5. The CT three-dimensional reconstruction coordinate-assisted mass spectrometry imaging method according to claim 3, characterized in that, Also includes: The planned laser desorption path is smoothed by interpolation using B-spline curves.
6. The CT three-dimensional reconstruction coordinate-assisted mass spectrometry imaging method according to claim 3, characterized in that, The sample is driven by a six-axis robot; after the laser desorption path is planned, the mobility accessibility and collision avoidance detection are performed based on the robot's kinematic model and the three-dimensional digital model of the sample to be tested; if it is determined that it is unreachable or there is a risk of collision, the laser desorption path is adjusted or the corresponding sampling point is marked as an invalid point.
7. A system for implementing the method according to any one of claims 1 to 6, characterized in that, include: The three-dimensional morphology acquisition device acquires a three-dimensional digital model of the sample to be tested through a micro-computed tomography system. Mass spectrometry imaging system, including atmospheric pressure laser desorption / secondary photoionization device and mass spectrometer; A movable stage is used to support and fix the sample to be tested; A six-axis robot used to control a moving platform; The control unit is configured to: plan the sampling points on the sample surface, the laser desorption path, and the sample attitude angle at each sampling point based on the three-dimensional digital model; control the six-axis robot to move the sample to be tested along the planned laser desorption path; synchronously trigger the atmospheric pressure laser desorption / secondary photoionization device to desorb from the sample surface at the sampling point at the planned sample attitude angle; and trigger the mass spectrometer to collect mass spectrometry data and record the pose information to generate a mass spectrometry image.
8. The system according to claim 7, characterized in that, The atmospheric pressure laser desorption / secondary photoionization device includes a laser, a cage structure, and an ion sample introduction and transmission ionization channel; the sample to be tested is fixed on a moving stage, which is controlled by a six-axis robot; the laser beam is emitted from the laser, focused by the cage structure, and then turned by a right-angle optical adjustment frame before being focused from top to bottom onto the sample surface; the ion sample introduction and transmission ionization channel includes a sample introduction tube, a dopant introduction tube, and a transmission ionization tube.

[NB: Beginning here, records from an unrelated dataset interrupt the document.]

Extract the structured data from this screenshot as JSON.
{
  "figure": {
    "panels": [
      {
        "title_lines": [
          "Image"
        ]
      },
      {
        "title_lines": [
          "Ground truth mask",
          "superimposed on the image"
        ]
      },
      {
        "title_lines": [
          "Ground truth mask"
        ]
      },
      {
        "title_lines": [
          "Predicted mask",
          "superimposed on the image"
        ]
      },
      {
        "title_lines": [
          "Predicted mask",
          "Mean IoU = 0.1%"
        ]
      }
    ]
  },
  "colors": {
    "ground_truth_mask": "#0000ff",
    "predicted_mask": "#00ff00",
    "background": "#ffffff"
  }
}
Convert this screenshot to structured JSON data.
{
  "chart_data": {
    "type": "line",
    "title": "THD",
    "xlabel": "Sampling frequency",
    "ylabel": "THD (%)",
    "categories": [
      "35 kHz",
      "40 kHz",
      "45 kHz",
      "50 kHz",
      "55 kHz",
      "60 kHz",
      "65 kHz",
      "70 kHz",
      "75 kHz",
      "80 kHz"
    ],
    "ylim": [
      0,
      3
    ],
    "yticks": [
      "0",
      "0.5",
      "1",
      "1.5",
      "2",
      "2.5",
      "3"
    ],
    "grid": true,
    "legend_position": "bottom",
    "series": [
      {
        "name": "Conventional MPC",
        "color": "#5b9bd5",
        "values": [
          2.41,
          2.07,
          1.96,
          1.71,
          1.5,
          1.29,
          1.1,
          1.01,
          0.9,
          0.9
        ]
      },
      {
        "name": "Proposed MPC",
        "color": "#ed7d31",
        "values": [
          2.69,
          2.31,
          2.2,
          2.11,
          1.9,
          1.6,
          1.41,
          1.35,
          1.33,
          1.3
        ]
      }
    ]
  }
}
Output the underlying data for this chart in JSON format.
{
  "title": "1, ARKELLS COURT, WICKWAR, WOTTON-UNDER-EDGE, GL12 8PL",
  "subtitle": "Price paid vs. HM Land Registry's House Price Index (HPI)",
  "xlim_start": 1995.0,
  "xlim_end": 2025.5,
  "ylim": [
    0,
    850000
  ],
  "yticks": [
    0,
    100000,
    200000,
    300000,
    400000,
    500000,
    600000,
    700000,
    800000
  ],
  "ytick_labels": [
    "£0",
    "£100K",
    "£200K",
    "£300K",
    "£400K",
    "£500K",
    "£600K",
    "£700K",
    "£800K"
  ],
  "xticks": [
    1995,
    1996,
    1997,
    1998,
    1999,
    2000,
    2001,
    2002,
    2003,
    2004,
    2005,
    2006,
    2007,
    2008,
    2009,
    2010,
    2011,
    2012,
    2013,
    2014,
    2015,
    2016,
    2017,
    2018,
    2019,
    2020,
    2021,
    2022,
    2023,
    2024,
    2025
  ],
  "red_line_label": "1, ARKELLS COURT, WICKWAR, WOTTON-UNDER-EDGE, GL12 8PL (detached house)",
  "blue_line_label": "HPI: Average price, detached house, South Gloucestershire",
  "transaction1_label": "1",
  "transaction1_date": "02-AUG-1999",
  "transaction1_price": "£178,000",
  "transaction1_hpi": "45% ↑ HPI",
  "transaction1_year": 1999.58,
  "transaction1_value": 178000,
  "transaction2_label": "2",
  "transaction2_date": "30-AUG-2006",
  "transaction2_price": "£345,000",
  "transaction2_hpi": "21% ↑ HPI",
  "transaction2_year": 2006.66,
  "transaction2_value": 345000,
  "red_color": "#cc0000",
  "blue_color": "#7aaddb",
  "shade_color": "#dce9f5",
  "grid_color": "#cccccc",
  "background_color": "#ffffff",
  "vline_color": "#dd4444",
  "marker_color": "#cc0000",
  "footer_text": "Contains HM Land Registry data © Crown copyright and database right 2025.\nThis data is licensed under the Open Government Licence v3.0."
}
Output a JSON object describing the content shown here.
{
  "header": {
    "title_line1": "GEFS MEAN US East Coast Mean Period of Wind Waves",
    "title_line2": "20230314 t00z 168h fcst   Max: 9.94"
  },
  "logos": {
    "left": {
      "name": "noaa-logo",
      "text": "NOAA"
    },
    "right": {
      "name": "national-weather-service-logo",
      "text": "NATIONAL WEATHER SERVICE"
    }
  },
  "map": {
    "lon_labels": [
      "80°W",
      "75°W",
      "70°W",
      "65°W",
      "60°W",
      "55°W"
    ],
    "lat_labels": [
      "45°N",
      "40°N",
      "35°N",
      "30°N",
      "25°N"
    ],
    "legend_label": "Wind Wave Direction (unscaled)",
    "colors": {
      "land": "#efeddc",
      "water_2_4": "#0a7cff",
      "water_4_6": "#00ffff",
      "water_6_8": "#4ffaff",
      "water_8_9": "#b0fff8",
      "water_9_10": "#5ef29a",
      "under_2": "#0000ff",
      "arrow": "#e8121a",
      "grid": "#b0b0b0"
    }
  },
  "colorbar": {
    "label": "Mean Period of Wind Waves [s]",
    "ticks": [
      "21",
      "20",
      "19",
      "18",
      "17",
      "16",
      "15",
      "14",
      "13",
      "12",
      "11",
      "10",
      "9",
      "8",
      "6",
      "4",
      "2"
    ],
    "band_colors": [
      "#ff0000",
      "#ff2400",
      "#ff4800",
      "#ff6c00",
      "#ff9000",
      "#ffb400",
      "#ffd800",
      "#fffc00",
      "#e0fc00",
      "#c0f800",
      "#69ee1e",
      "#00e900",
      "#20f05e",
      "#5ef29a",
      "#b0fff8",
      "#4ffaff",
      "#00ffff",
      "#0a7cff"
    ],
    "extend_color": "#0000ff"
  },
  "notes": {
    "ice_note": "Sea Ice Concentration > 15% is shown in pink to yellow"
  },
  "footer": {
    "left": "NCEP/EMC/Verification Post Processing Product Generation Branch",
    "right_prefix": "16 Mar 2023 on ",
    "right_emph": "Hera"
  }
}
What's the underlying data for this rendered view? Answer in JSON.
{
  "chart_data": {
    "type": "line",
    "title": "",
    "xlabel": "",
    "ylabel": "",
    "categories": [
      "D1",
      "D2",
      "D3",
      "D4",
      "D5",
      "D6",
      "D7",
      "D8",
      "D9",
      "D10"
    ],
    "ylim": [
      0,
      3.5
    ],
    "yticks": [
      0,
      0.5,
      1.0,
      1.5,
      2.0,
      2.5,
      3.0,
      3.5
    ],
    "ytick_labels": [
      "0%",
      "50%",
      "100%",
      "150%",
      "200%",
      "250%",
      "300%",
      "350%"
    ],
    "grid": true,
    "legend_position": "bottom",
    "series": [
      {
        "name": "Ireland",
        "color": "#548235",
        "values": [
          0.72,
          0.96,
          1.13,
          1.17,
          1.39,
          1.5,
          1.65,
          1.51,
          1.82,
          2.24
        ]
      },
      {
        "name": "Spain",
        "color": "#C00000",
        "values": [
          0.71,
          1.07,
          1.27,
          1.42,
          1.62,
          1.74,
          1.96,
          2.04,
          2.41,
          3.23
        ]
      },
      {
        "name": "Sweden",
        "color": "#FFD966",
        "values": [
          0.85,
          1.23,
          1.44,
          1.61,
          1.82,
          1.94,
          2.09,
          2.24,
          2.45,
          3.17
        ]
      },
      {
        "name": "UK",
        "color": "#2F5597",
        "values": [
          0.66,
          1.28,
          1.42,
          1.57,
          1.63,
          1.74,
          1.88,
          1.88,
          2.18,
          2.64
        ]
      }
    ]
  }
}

9. The system according to claim 8, characterized in that, One end of the transmission ionization tube is sealed to the glass capillary of the mass spectrometer, and the other end is connected to the vacuum ultraviolet discharge lamp; the sample injection tube and the dopant injection tube are both designed to be located at the end close to the vacuum ultraviolet discharge lamp, respectively on both sides of the transmission ionization tube.
10. The system according to claim 7, characterized in that, The control unit uses a hand-eye calibration algorithm to unify the coordinate system of the three-dimensional shape acquisition device, the coordinate system of the six-axis robot, and the coordinate system of the mass spectrometry imaging system.